Step 4 Chain Mapping
Process
  • Each validated proposition is mapped to its position in the master-chain.json: which SCRA layer, which critical chain node, what upstream propositions does it depend on, what downstream propositions does it enable
  • Cross-layer dependencies are identified: a Layer V walāya proposition may depend on Layer I ontological propositions and enable Layer VII institutional propositions
  • The complete chain is verified: does each layer have adequate proposition coverage? Are there weak links?
Output

A complete seven-layer argument chain with 107+ propositions, 6 critical chain nodes, and all cross-layer dependencies mapped. The master-chain.json file serves as the machine-readable version of the argument chain displayed on the Argument Chain page.

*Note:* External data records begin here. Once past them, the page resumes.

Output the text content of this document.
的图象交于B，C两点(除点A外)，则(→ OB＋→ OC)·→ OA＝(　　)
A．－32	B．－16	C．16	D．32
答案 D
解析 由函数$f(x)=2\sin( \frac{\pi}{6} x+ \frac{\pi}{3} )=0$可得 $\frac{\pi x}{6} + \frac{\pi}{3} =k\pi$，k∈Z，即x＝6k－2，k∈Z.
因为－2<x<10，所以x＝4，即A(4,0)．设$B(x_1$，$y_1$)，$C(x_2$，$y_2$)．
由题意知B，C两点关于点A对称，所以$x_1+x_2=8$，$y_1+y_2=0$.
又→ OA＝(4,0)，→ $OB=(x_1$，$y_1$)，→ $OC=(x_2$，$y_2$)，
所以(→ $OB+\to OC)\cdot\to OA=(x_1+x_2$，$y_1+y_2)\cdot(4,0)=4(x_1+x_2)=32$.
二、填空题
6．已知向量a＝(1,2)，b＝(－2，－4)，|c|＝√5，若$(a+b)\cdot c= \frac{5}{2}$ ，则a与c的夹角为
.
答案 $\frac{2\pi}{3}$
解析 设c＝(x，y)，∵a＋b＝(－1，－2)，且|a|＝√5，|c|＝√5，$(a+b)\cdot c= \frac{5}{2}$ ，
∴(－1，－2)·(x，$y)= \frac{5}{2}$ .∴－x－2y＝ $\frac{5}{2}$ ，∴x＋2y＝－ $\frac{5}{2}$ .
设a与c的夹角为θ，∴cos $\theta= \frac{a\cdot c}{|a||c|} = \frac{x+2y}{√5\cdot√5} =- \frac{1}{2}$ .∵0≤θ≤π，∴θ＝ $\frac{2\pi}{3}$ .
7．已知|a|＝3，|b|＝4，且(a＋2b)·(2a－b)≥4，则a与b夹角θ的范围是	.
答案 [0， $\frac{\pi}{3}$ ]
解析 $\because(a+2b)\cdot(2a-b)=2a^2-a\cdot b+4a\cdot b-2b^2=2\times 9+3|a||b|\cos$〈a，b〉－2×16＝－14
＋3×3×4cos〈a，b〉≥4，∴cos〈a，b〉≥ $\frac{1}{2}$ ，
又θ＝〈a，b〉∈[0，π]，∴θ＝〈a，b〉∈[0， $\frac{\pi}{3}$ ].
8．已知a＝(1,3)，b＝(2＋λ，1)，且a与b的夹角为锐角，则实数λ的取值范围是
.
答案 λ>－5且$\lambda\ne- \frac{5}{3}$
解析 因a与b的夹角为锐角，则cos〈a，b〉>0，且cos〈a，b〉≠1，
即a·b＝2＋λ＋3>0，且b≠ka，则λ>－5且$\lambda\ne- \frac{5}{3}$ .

Every proposition in the archive has the same structure — no exceptions. If a proposition cannot be structured in this form, it is not a proposition; it is an assertion.

EXAMPLE Imami Layer V
Source: [Primary Source Name] · [Author/Narrator] · [Additional Cross-References]
Premises (2–4 per proposition)
  • Premise 1: A factual or textual claim from the cited source — what the source actually says, with Quranic verse or hadith reference where applicable
  • Premise 2: A second claim that logically supports the conclusion — may be from the same source or a related source
  • Premise 3: Optional additional claim or qualification — cross-school comparison, boundary condition, or contextualizing fact
Conclusion

The conclusion that follows from the premises above — stated precisely, without adding claims not present in the premises. The conclusion may then serve as a premise in a downstream proposition. The argument chain is built by these logical dependencies.

Grade A
Mutawātir / Established Consensus

Established by mutawātir (mass-transmitted) hadith or Quranic text with clear interpretation consensus. Cross-school agreement. No serious scholarly dispute.

Grade B
Āḥād Ṣaḥīḥ / Strong Scholarly Support

Strong hadith chains (ṣaḥīḥ or ḥasan). Majority scholarly position within the relevant school. Minor scholarly disputes exist but the majority position is clear.

Grade C
Inferred / Analytical

Derived by analysis from established sources. The proposition is the logical conclusion of the SCRA's argument chain applied to primary materials. Clearly labeled as analytical, not textually explicit.

System Economics

The computational theology system is budget-efficient: the entire 107-proposition database was extracted for approximately $0.031 from a $2.00 DeepSeek API budget — 98.4% of the budget remains. At this rate, 10,000 propositions would cost approximately $3.00. The bottleneck is not API cost but validation quality: Claude's validation pass ensures the extracted propositions are logically coherent and accurately cited. The system scales: additional topic areas, cross-school comparisons, and deeper extraction of existing topics can be added at minimal cost. The Kalām Archive is designed to grow.